In Merthyr (South Wales) Ltd v Merthyr Tydfil County Borough Council,(1) the Court of Appeal reiterated that while evidence of pre-contractual negotiations can be adduced to demonstrate how a transaction came about or what its commercial aims were, it cannot be adduced to aid the interpretation of the contractual provisions themselves.
The appellant company, Merthyr (South Wales) Ltd, operated open cast coal mining in South Wales. The respondent was the local planning authority, Merthyr Tydfil County Borough Council. In 2005 the council granted planning permission for mining operations on the condition that the land would be restored following the conclusion of those operations.
On 21 December 2015 the mining company, the council and HSBC Bank Plc entered into an escrow account agreement to create an escrow fund to secure £15 million for land restoration.
Clause 4.2(a) of the agreement provided that:
subject to clause 4.2(b) and (c), on each [quarterly funding date] the Company [the mining company] shall deposit an amount equal to £625,000 (as adjusted pursuant to clause 4.2(b) and (c)) into the account.
Clauses 4.2(b) and (c) provided that if a deposit or consecutive deposits were missed, the amount due on the following funding date would increase by the amount outstanding.
Clause 4.2(d) provided that if a deposit was not made on the final funding date, the company must pay the council the full £15 million by 30 June 2022 (which was the contractual longstop date).
The mining company made no deposits into the escrow account. The council applied for specific performance to compel the company to make the deposits.
The council was granted summary judgment for the accrued amounts due under the agreement and the mining company was ordered to pay the outstanding quarterly payments of £6.25 million into the escrow account.
The mining company appealed on the ground that Clause 4.2 of the escrow agreement did not create an enforceable obligation to pay any money into the escrow account until the contractual longstop date.
In support of its interpretation of Clause 4.2, the company sought to rely on a passage which appeared in certain pre-contractual documents. The gist of the passage was that if the company was unable to meet a quarterly payment, outstanding payments would be rolled forward, with the full £15 million being deposited into the escrow account by the longstop date.

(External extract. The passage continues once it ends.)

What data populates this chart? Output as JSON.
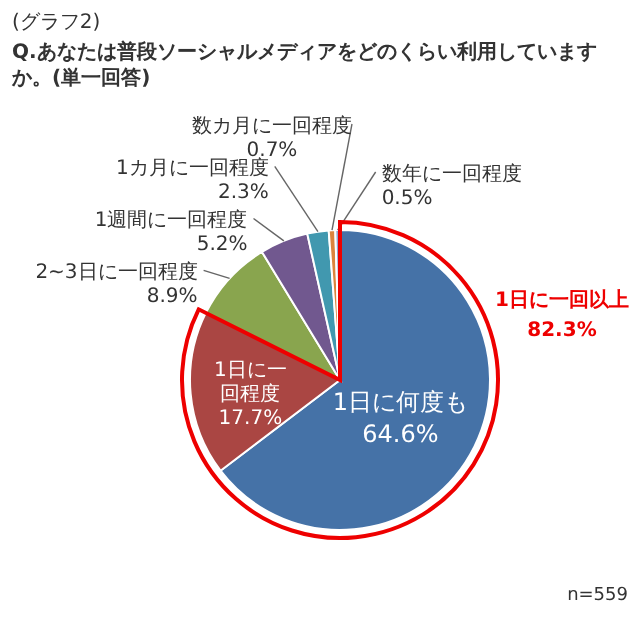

The Court of Appeal analysed the applicable legal principles on the admissibility of evidence of pre-contractual negotiations. It concluded that pre-contractual documents may explain the commercial or business object of a contract, but that a party may not use pre-contractual communications as evidence of what the contract should be understood to mean, nor can that evidence be used to try to demonstrate that the parties reached a consensus on a particular point or used words in an agreed sense.
The Court of Appeal accepted that these pre-contractual documents could be adduced as evidence of the escrow agreement's commercial purpose. However, the court found that the passage cited by the company shed no light on that matter and that it had instead been introduced only to support the company's interpretation of Clause 4.2.
Accordingly, the Court of Appeal held that the passage was inadmissible by virtue of the exclusionary rule and, even if it were admissible, it would provide no guidance as to Clause 4.2's meaning, since the passage contemplated a scenario where the company was unable (rather than unwilling) to pay.
Without reference to the pre-contractual documents, the Court of Appeal held that the appellant mining company was obliged to pay the outstanding sums immediately, because:
(a) The interpretation of the contractual provision put forward by the company was inconsistent with the language of clause 4.2, where the use of terms such as 'shall', 'fails to pay', 'payable' and 'outstanding' signified that payment of sums into the escrow account on a funding date was intended to be a legal obligation, and not a matter of choice;
(b) the company's interpretation would defeat the commercial purpose of the escrow account, which was to build up a fund of money for land restoration while coal mining activity was being carried on; and
(c) it was contrary to business common sense that a sum due from a contracting party would cease to be due because the paying party chose not to pay on the agreed date.
If such a confirmation is necessary, this case confirms that the English courts continue to take a doctrinal approach to contractual interpretation. In particular, this decision confirms and reiterates the robustness of the exclusionary rule and provides a helpful illustration of the almost imperceptible distinction between using evidence of pre-contractual communication to shed light on the business aim of a contract (on the one hand) and to interpret the meaning of a contractual provision (on the other).